Novo disco da trupe paulistana discute como os meios digitais afetam a vida contemporânea

Por Pedro Antunes
Atualização:

Numa não tão hipotética situação assim, o rapaz ou garota, apaixonado por outro alguém, planeja fazer a sua declaração online. Com a limitação do uso dos 140 caracteres do Twitter, arrisca, enrola, dá voltas e prepara-se para o grande “eu te amo” quando percebe que já havia estourado o limite de letras disponível. “Eu digo que te...”, canta Paula Mirhan, uma das vocalistas da Filarmônica de Pasárgada, em 144 Caracteres, quarta faixa do novo disco da trupe paulistana Algorritmos (Coaxo do Sapo, R$ 25). A letra de Marcelo Segreto, compositor, guitarrista e por vezes também vocalista do octeto, é ácida. Sem dizer muito – e inclusive deixando o amor de fora literalmente –, apresenta a reflexão de como a vida contemporânea, quando humanidade e o ambiente virtual se confundem, se misturam e se atrapalham. 
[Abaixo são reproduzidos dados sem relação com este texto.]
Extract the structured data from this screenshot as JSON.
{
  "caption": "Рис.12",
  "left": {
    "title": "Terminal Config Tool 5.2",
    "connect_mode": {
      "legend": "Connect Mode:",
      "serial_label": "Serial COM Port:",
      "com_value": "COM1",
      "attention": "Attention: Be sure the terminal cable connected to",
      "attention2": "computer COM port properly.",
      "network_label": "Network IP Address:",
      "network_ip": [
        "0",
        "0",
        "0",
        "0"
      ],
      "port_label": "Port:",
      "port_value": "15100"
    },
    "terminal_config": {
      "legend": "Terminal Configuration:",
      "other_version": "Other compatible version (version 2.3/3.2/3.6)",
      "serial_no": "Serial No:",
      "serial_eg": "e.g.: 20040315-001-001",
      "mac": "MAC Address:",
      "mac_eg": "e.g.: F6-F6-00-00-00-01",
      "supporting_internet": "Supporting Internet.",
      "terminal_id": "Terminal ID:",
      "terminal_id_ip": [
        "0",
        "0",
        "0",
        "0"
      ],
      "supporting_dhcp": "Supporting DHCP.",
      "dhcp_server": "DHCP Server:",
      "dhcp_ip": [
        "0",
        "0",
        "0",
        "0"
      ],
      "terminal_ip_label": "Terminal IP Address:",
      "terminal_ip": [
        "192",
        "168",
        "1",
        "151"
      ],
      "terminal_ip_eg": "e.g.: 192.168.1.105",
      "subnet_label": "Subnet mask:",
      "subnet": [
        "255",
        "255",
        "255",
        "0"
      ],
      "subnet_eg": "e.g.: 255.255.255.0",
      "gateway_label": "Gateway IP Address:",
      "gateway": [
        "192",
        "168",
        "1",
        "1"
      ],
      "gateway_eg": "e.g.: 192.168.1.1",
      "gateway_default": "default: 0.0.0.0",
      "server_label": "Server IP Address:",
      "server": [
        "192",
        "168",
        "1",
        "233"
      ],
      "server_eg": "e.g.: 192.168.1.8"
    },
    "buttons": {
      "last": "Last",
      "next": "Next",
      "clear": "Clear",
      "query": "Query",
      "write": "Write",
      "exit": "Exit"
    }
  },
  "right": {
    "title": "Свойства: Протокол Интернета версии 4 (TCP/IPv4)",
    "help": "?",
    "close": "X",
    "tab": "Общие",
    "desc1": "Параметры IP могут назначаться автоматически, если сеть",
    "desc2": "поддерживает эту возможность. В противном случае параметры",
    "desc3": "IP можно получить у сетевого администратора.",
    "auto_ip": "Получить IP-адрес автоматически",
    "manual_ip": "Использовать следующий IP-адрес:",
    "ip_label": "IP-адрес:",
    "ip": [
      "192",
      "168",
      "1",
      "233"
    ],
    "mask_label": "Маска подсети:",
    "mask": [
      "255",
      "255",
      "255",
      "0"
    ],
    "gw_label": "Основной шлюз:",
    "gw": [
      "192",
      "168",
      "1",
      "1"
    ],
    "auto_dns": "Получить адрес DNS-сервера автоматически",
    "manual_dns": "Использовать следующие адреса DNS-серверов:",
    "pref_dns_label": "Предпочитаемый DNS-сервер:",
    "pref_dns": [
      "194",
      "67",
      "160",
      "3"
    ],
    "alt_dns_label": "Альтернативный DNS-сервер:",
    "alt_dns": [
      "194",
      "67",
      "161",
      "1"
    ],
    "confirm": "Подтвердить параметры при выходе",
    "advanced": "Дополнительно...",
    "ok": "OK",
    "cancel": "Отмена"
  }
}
Dois bons discos depois, O Hábito da Força (2012) e Rádio Lixão (2014), a banda volta a entrar nesse diálogo entre os ambientes físico e online, como fizeram quando participaram da gravação do EP Tribunal do Feicebuqui, de Tom Zé, lançado em 2013. Lá, o mestre tropicalista rebatia as acusações que sofria online. Era um exemplo, três anos antes da chegada de Algorritmos, de como os limites entre os mundos já não era tão claro. E facilmente a vida em carne e osso era afetada por bites e linguagens em HTML. 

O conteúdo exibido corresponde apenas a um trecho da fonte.